Перепуганный Коля, узнавший голос и сбитый с толку издевательским вопросом, шарахнулся вбок, сделал несколько шагов и, споткнувшись об осветительный прибор, рухнул в оркестровую яму.
«Какая нелепая смерть, драть её пюпитром вперегрёб», – успел подумать он и тут же загремел лицом в литавры. Раздался звон и грохот свалившихся в музыкальные инструменты тел. Белой курицей взмыла вверх партитура. Коля упал на бок и лежал без движения, из разрезанного краем тарелки рта вытекала кровавая костяная каша. Музыканты – натуры ажурные и трепетные – заметались и засуетились по яме волнистыми попугайчиками: «Боже, боже, какой кошмар, кошмар! Помогите! Врача, врача!». Только щекастый трубач, обремененный валторной, а не сочувствием, остался сидеть на месте и предложил сразу вызывать морговичку. Он сердито смотрел на торчащую из барабана полудохлую Марьяночку и завидовал ударнику, которого теперь ждал отпуск. В первый и последний раз зал встал при выходе Николая Пиннокио. Но встал без аплодисментов и больше из любопытства.
Через два месяца голодающая не по своей инициативе Валя пошла на поправку. Она заботливо хлопотала возле слепого, но лысого, как выражалась Татьяна Трофимовна, мужа. Коля слушал телевизор, также бесцельно и бесконечно щелкая каналы.
– Добро пожаловать в магазин на диване, у нас самые дешевые цены… – клац.

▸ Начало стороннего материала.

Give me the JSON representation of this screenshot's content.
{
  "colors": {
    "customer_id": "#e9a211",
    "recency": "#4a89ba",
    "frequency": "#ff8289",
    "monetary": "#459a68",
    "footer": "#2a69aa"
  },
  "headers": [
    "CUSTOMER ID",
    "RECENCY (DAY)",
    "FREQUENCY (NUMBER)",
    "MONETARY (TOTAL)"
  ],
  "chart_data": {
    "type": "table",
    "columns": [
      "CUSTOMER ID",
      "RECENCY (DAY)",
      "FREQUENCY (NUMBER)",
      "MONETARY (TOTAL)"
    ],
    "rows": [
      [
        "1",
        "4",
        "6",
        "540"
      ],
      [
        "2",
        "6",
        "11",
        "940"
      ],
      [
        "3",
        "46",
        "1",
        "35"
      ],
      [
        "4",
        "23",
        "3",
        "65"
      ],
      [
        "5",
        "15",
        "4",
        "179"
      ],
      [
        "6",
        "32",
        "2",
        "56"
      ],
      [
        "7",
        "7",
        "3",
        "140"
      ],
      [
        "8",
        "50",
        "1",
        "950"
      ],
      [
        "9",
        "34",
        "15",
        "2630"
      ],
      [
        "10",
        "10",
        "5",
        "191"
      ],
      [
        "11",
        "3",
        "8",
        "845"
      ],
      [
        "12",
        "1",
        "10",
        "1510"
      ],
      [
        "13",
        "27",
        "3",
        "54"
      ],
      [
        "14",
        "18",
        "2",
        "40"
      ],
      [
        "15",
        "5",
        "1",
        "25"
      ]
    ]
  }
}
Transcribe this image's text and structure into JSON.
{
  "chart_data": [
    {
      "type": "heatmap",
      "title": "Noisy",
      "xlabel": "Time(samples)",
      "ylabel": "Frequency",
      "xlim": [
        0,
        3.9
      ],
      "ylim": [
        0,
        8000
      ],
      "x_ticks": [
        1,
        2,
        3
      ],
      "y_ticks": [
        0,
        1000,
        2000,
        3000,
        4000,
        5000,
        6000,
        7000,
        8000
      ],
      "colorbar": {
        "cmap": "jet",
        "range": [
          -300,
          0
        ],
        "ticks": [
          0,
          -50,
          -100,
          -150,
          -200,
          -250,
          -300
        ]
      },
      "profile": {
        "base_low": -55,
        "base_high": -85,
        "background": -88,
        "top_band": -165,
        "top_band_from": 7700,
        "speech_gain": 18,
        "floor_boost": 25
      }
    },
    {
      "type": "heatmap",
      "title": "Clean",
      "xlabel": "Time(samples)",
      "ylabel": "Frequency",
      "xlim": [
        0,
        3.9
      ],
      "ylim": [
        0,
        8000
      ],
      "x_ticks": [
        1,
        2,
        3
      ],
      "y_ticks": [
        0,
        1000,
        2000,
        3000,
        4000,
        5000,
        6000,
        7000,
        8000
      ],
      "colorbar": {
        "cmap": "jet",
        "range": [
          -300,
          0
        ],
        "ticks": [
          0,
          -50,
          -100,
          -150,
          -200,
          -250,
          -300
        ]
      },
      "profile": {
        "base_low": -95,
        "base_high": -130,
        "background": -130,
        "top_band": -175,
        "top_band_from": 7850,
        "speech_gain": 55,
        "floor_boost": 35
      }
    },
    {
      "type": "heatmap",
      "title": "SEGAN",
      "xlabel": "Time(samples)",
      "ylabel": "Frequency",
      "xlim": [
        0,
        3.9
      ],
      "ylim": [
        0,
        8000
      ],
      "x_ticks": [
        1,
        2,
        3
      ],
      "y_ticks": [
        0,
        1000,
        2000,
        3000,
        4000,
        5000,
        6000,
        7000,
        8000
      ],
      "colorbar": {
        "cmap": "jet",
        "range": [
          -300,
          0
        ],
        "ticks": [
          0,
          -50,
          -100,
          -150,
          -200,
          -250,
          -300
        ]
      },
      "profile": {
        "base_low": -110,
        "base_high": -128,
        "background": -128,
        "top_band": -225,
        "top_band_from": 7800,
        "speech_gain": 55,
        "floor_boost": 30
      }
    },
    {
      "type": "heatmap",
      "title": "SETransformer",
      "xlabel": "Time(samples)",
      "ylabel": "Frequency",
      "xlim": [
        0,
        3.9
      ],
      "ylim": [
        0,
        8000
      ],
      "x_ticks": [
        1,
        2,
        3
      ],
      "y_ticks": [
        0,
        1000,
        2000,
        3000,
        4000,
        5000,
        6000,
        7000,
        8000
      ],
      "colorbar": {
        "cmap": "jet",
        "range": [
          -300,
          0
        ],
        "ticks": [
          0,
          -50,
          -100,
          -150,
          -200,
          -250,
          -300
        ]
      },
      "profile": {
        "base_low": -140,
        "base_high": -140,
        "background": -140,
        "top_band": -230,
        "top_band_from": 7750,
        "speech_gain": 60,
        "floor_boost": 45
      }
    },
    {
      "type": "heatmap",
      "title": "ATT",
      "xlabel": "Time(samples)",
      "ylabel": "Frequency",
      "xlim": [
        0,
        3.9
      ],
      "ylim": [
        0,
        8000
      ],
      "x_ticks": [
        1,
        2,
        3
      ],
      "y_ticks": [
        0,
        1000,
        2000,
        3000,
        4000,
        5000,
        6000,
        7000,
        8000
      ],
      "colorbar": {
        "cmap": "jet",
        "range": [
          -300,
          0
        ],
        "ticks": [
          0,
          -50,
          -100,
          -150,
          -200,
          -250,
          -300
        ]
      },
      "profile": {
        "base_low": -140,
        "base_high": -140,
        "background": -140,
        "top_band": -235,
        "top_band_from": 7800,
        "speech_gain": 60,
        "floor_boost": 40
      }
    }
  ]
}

– Лечебный холодец от Ивана Урганта… – клац.
– Мне не хватает твоих глаз, мне не хватает твоих губ, твоих волос… – клац.
– Теперь я точно знаю, в сорок лет жизнь только начинается… – Коля Гуинплен повернул к жене теперь уже всегда смешное лицо и безобразно усмехнулся заштопанным ртом:
– Везде враньё, везде. Розетку подай, дорогая, доделывать надо.